BFC’S IPF launches long term project to celebrate British black fashion & culture
The BFC’s Institute of Positive Fashion announce its second project, The Missing Thread, in partnership with the Black Oriented Legacy Development Agency. The project will celebrate British Black Fashion & Culture from 1975 to now through a series of programmed events, culminating in a major exhibition in summer 2022.
The fashion industry currently lacks a resource of vital Black British contributions from a cultural, design and socio-political perspective, having erased many important historical narratives. The cost of neglecting these stories is detrimental to the industry as a whole. Going forward, design knowledge and history must be taught with an appreciation and awareness of the cultural contributions of all races to the fabric of British society.
The project is inspired by Joe Casely-Hayford who paved the way for Black designers working in the UK today and altered the course of this trajectory. This project honours the powerful legacy that he left behind him.
Launch of the Diversity & Inclusion Steering Committee
British Fashion Council announced the Diversity & Inclusion Steering Committee, an essential part of its long-term plan to fight prejudice and discrimination and galvanise the industry into action. The Committee is made up of industry and BFC representatives and its role will be to address key challenges facing minority communities in gaining fair representation within the fashion industry.
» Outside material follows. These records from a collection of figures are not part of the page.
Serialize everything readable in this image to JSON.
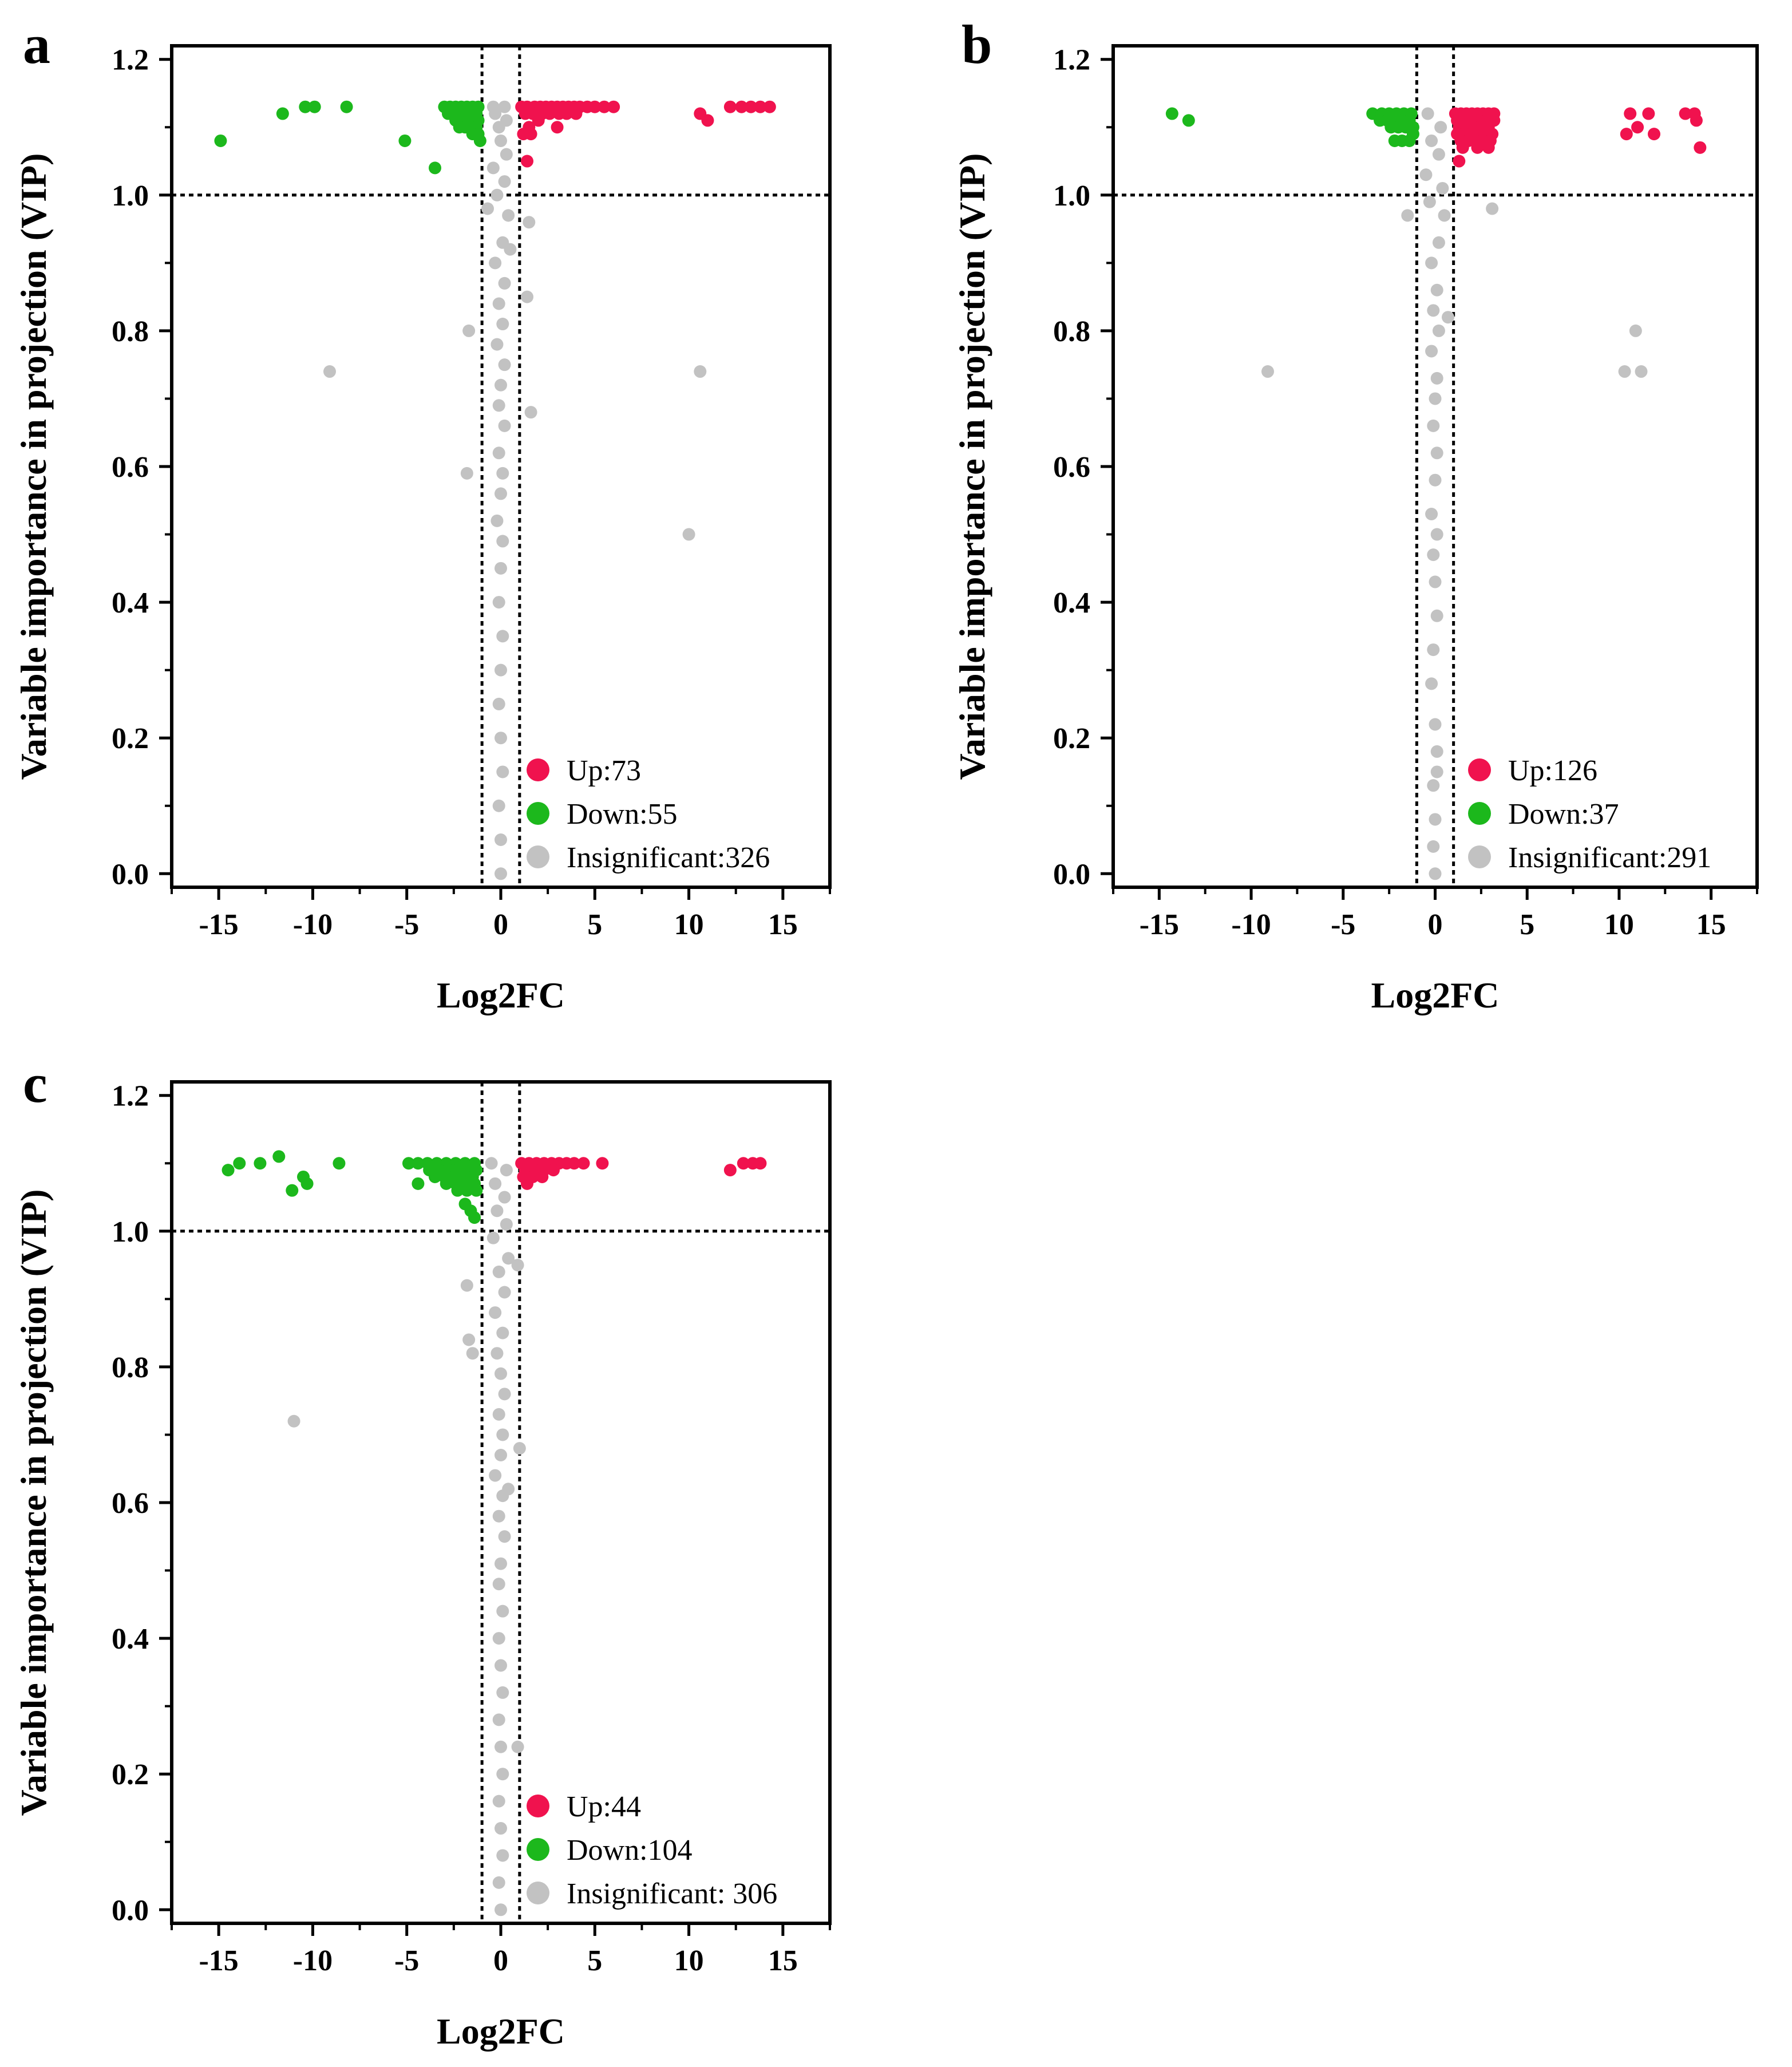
{
  "colors": {
    "up": "#f0124e",
    "down": "#1cb81c",
    "insignificant": "#c2c2c2",
    "axis": "#000000"
  },
  "chart_data": [
    {
      "type": "scatter",
      "panel_label": "a",
      "xlabel": "Log2FC",
      "ylabel": "Variable importance in projection (VIP)",
      "xlim": [
        -17.5,
        17.5
      ],
      "ylim": [
        -0.02,
        1.22
      ],
      "xticks": [
        "-15",
        "-10",
        "-5",
        "0",
        "5",
        "10",
        "15"
      ],
      "yticks": [
        "0.0",
        "0.2",
        "0.4",
        "0.6",
        "0.8",
        "1.0",
        "1.2"
      ],
      "thresholds": {
        "vip": 1.0,
        "log2fc": [
          -1,
          1
        ]
      },
      "legend": [
        {
          "key": "up",
          "label": "Up:73"
        },
        {
          "key": "down",
          "label": "Down:55"
        },
        {
          "key": "insignificant",
          "label": "Insignificant:326"
        }
      ],
      "series": [
        {
          "name": "Up",
          "color_key": "up",
          "x": [
            1.1,
            1.4,
            1.8,
            2.1,
            2.4,
            2.7,
            3.0,
            3.3,
            3.6,
            3.9,
            4.2,
            4.6,
            5.0,
            5.5,
            6.0,
            1.3,
            1.7,
            2.2,
            2.6,
            3.1,
            3.5,
            4.0,
            2.0,
            3.0,
            1.5,
            1.2,
            1.6,
            1.4,
            10.6,
            11.0,
            12.2,
            12.8,
            13.3,
            13.8,
            14.3
          ],
          "y": [
            1.13,
            1.13,
            1.13,
            1.13,
            1.13,
            1.13,
            1.13,
            1.13,
            1.13,
            1.13,
            1.13,
            1.13,
            1.13,
            1.13,
            1.13,
            1.12,
            1.12,
            1.12,
            1.12,
            1.12,
            1.12,
            1.12,
            1.11,
            1.1,
            1.1,
            1.09,
            1.09,
            1.05,
            1.12,
            1.11,
            1.13,
            1.13,
            1.13,
            1.13,
            1.13
          ]
        },
        {
          "name": "Down",
          "color_key": "down",
          "x": [
            -14.9,
            -11.6,
            -10.4,
            -9.9,
            -8.2,
            -5.1,
            -3.5,
            -1.2,
            -1.5,
            -1.8,
            -2.1,
            -2.4,
            -2.7,
            -3.0,
            -1.3,
            -1.6,
            -1.9,
            -2.2,
            -2.5,
            -2.8,
            -1.2,
            -1.5,
            -1.8,
            -2.1,
            -2.4,
            -1.3,
            -1.6,
            -1.9,
            -2.2,
            -1.2,
            -1.5,
            -1.1
          ],
          "y": [
            1.08,
            1.12,
            1.13,
            1.13,
            1.13,
            1.08,
            1.04,
            1.13,
            1.13,
            1.13,
            1.13,
            1.13,
            1.13,
            1.13,
            1.12,
            1.12,
            1.12,
            1.12,
            1.12,
            1.12,
            1.11,
            1.11,
            1.11,
            1.11,
            1.11,
            1.1,
            1.1,
            1.1,
            1.1,
            1.09,
            1.09,
            1.08
          ]
        },
        {
          "name": "Insignificant",
          "color_key": "insignificant",
          "x": [
            -0.4,
            0.2,
            -0.3,
            0.3,
            -0.1,
            0.0,
            0.3,
            -0.4,
            0.2,
            -0.2,
            0.4,
            0.1,
            -0.3,
            0.2,
            -0.1,
            0.1,
            -0.2,
            0.2,
            0.0,
            -0.1,
            0.2,
            -0.1,
            0.1,
            0.0,
            -0.2,
            0.1,
            0.0,
            -0.1,
            0.1,
            0.0,
            -0.1,
            0.0,
            0.1,
            -0.1,
            0.0,
            0.0,
            -0.7,
            0.5,
            1.4,
            -1.7,
            -9.1,
            1.6,
            1.5,
            -1.8,
            10.0,
            10.6
          ],
          "y": [
            1.13,
            1.13,
            1.12,
            1.11,
            1.1,
            1.08,
            1.06,
            1.04,
            1.02,
            1.0,
            0.97,
            0.93,
            0.9,
            0.87,
            0.84,
            0.81,
            0.78,
            0.75,
            0.72,
            0.69,
            0.66,
            0.62,
            0.59,
            0.56,
            0.52,
            0.49,
            0.45,
            0.4,
            0.35,
            0.3,
            0.25,
            0.2,
            0.15,
            0.1,
            0.05,
            0.0,
            0.98,
            0.92,
            0.85,
            0.8,
            0.74,
            0.68,
            0.96,
            0.59,
            0.5,
            0.74
          ]
        }
      ]
    },
    {
      "type": "scatter",
      "panel_label": "b",
      "xlabel": "Log2FC",
      "ylabel": "Variable importance in projection (VIP)",
      "xlim": [
        -17.5,
        17.5
      ],
      "ylim": [
        -0.02,
        1.22
      ],
      "xticks": [
        "-15",
        "-10",
        "-5",
        "0",
        "5",
        "10",
        "15"
      ],
      "yticks": [
        "0.0",
        "0.2",
        "0.4",
        "0.6",
        "0.8",
        "1.0",
        "1.2"
      ],
      "thresholds": {
        "vip": 1.0,
        "log2fc": [
          -1,
          1
        ]
      },
      "legend": [
        {
          "key": "up",
          "label": "Up:126"
        },
        {
          "key": "down",
          "label": "Down:37"
        },
        {
          "key": "insignificant",
          "label": "Insignificant:291"
        }
      ],
      "series": [
        {
          "name": "Up",
          "color_key": "up",
          "x": [
            1.1,
            1.4,
            1.7,
            2.0,
            2.3,
            2.6,
            2.9,
            3.2,
            1.2,
            1.6,
            2.0,
            2.4,
            2.8,
            3.2,
            1.3,
            1.7,
            2.1,
            2.5,
            2.9,
            1.2,
            1.6,
            2.0,
            2.4,
            2.8,
            3.1,
            1.4,
            1.8,
            2.2,
            2.6,
            3.0,
            1.5,
            2.3,
            2.9,
            1.3,
            10.6,
            11.0,
            11.6,
            10.4,
            11.9,
            13.6,
            14.1,
            14.4,
            14.2
          ],
          "y": [
            1.12,
            1.12,
            1.12,
            1.12,
            1.12,
            1.12,
            1.12,
            1.12,
            1.11,
            1.11,
            1.11,
            1.11,
            1.11,
            1.11,
            1.1,
            1.1,
            1.1,
            1.1,
            1.1,
            1.09,
            1.09,
            1.09,
            1.09,
            1.09,
            1.09,
            1.08,
            1.08,
            1.08,
            1.08,
            1.08,
            1.07,
            1.07,
            1.07,
            1.05,
            1.12,
            1.1,
            1.12,
            1.09,
            1.09,
            1.12,
            1.12,
            1.07,
            1.11
          ]
        },
        {
          "name": "Down",
          "color_key": "down",
          "x": [
            -14.3,
            -13.4,
            -3.4,
            -2.9,
            -2.5,
            -2.1,
            -1.7,
            -1.3,
            -3.0,
            -2.6,
            -2.2,
            -1.8,
            -1.4,
            -2.4,
            -2.0,
            -1.6,
            -1.2,
            -2.2,
            -1.8,
            -1.4,
            -1.2
          ],
          "y": [
            1.12,
            1.11,
            1.12,
            1.12,
            1.12,
            1.12,
            1.12,
            1.12,
            1.11,
            1.11,
            1.11,
            1.11,
            1.11,
            1.1,
            1.1,
            1.1,
            1.1,
            1.08,
            1.08,
            1.08,
            1.09
          ]
        },
        {
          "name": "Insignificant",
          "color_key": "insignificant",
          "x": [
            -0.4,
            0.3,
            -0.2,
            0.2,
            -0.5,
            0.4,
            -0.3,
            0.5,
            -1.5,
            0.2,
            -0.2,
            0.1,
            -0.1,
            0.2,
            -0.2,
            0.1,
            0.0,
            -0.1,
            0.1,
            0.0,
            -0.2,
            0.1,
            -0.1,
            0.0,
            0.1,
            -0.1,
            -0.2,
            0.0,
            0.1,
            -0.1,
            0.0,
            -0.1,
            0.0,
            0.1,
            3.1,
            0.7,
            -9.1,
            10.3,
            11.2,
            10.9
          ],
          "y": [
            1.12,
            1.1,
            1.08,
            1.06,
            1.03,
            1.01,
            0.99,
            0.97,
            0.97,
            0.93,
            0.9,
            0.86,
            0.83,
            0.8,
            0.77,
            0.73,
            0.7,
            0.66,
            0.62,
            0.58,
            0.53,
            0.5,
            0.47,
            0.43,
            0.38,
            0.33,
            0.28,
            0.22,
            0.18,
            0.13,
            0.08,
            0.04,
            0.0,
            0.15,
            0.98,
            0.82,
            0.74,
            0.74,
            0.74,
            0.8
          ]
        }
      ]
    },
    {
      "type": "scatter",
      "panel_label": "c",
      "xlabel": "Log2FC",
      "ylabel": "Variable importance in projection (VIP)",
      "xlim": [
        -17.5,
        17.5
      ],
      "ylim": [
        -0.02,
        1.22
      ],
      "xticks": [
        "-15",
        "-10",
        "-5",
        "0",
        "5",
        "10",
        "15"
      ],
      "yticks": [
        "0.0",
        "0.2",
        "0.4",
        "0.6",
        "0.8",
        "1.0",
        "1.2"
      ],
      "thresholds": {
        "vip": 1.0,
        "log2fc": [
          -1,
          1
        ]
      },
      "legend": [
        {
          "key": "up",
          "label": "Up:44"
        },
        {
          "key": "down",
          "label": "Down:104"
        },
        {
          "key": "insignificant",
          "label": "Insignificant: 306"
        }
      ],
      "series": [
        {
          "name": "Up",
          "color_key": "up",
          "x": [
            1.1,
            1.5,
            1.9,
            2.3,
            2.7,
            3.1,
            3.5,
            3.9,
            4.4,
            1.3,
            1.8,
            2.3,
            2.8,
            1.2,
            1.7,
            2.2,
            1.4,
            5.4,
            12.2,
            12.9,
            13.4,
            13.8
          ],
          "y": [
            1.1,
            1.1,
            1.1,
            1.1,
            1.1,
            1.1,
            1.1,
            1.1,
            1.1,
            1.09,
            1.09,
            1.09,
            1.09,
            1.08,
            1.08,
            1.08,
            1.07,
            1.1,
            1.09,
            1.1,
            1.1,
            1.1
          ]
        },
        {
          "name": "Down",
          "color_key": "down",
          "x": [
            -14.5,
            -13.9,
            -12.8,
            -11.8,
            -11.1,
            -10.5,
            -10.3,
            -8.6,
            -4.9,
            -4.4,
            -3.9,
            -3.4,
            -2.9,
            -2.4,
            -1.9,
            -1.4,
            -4.4,
            -3.8,
            -3.3,
            -2.8,
            -2.3,
            -1.8,
            -1.3,
            -3.5,
            -3.0,
            -2.5,
            -2.0,
            -1.5,
            -2.9,
            -2.4,
            -1.9,
            -1.4,
            -2.3,
            -1.8,
            -1.3,
            -1.9,
            -1.6,
            -1.4
          ],
          "y": [
            1.09,
            1.1,
            1.1,
            1.11,
            1.06,
            1.08,
            1.07,
            1.1,
            1.1,
            1.1,
            1.1,
            1.1,
            1.1,
            1.1,
            1.1,
            1.1,
            1.07,
            1.09,
            1.09,
            1.09,
            1.09,
            1.09,
            1.09,
            1.08,
            1.08,
            1.08,
            1.08,
            1.08,
            1.07,
            1.07,
            1.07,
            1.07,
            1.06,
            1.06,
            1.06,
            1.04,
            1.03,
            1.02
          ]
        },
        {
          "name": "Insignificant",
          "color_key": "insignificant",
          "x": [
            -0.5,
            0.3,
            -0.3,
            0.2,
            -0.2,
            0.3,
            -0.4,
            0.4,
            -0.1,
            0.2,
            -0.3,
            0.1,
            -0.2,
            0.0,
            0.2,
            -0.1,
            0.1,
            0.0,
            -0.3,
            0.1,
            -0.1,
            0.2,
            0.0,
            -0.1,
            0.1,
            -0.1,
            0.0,
            0.1,
            -0.1,
            0.0,
            0.1,
            -0.1,
            0.0,
            0.1,
            -0.1,
            0.0,
            -1.8,
            -1.7,
            -1.5,
            1.0,
            0.9,
            -11.0,
            0.9,
            0.4
          ],
          "y": [
            1.1,
            1.09,
            1.07,
            1.05,
            1.03,
            1.01,
            0.99,
            0.96,
            0.94,
            0.91,
            0.88,
            0.85,
            0.82,
            0.79,
            0.76,
            0.73,
            0.7,
            0.67,
            0.64,
            0.61,
            0.58,
            0.55,
            0.51,
            0.48,
            0.44,
            0.4,
            0.36,
            0.32,
            0.28,
            0.24,
            0.2,
            0.16,
            0.12,
            0.08,
            0.04,
            0.0,
            0.92,
            0.84,
            0.82,
            0.68,
            0.95,
            0.72,
            0.24,
            0.62
          ]
        }
      ]
    }
  ]
}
The BFC has took a series of actions to fight prejudice and discriminations that include:
- The appointment of three new Non-Executive Directors to its Executive Board: Jamie Gill, Chief Executive Roksanda; June Sarpong OBE, Director of Creative Diversity BBC; Scott Morrison, Founder The Boom!
- The diversity monitoring of initiatives and business support programmes
- Hosting fortnightly calls with the Black, Asian and Minority Ethnic fashion community while developing its Diversity & Inclusion Steering Committee. The calls allowed participants to address challenges and start working on solutions and next steps for the industry. More than 200 industry professionals were invited to join the calls.
- The creation of a Diversity & Inclusion Internal Working Group whose role is to make sure it moves the D&I agenda forward internally with a yearlong strategy.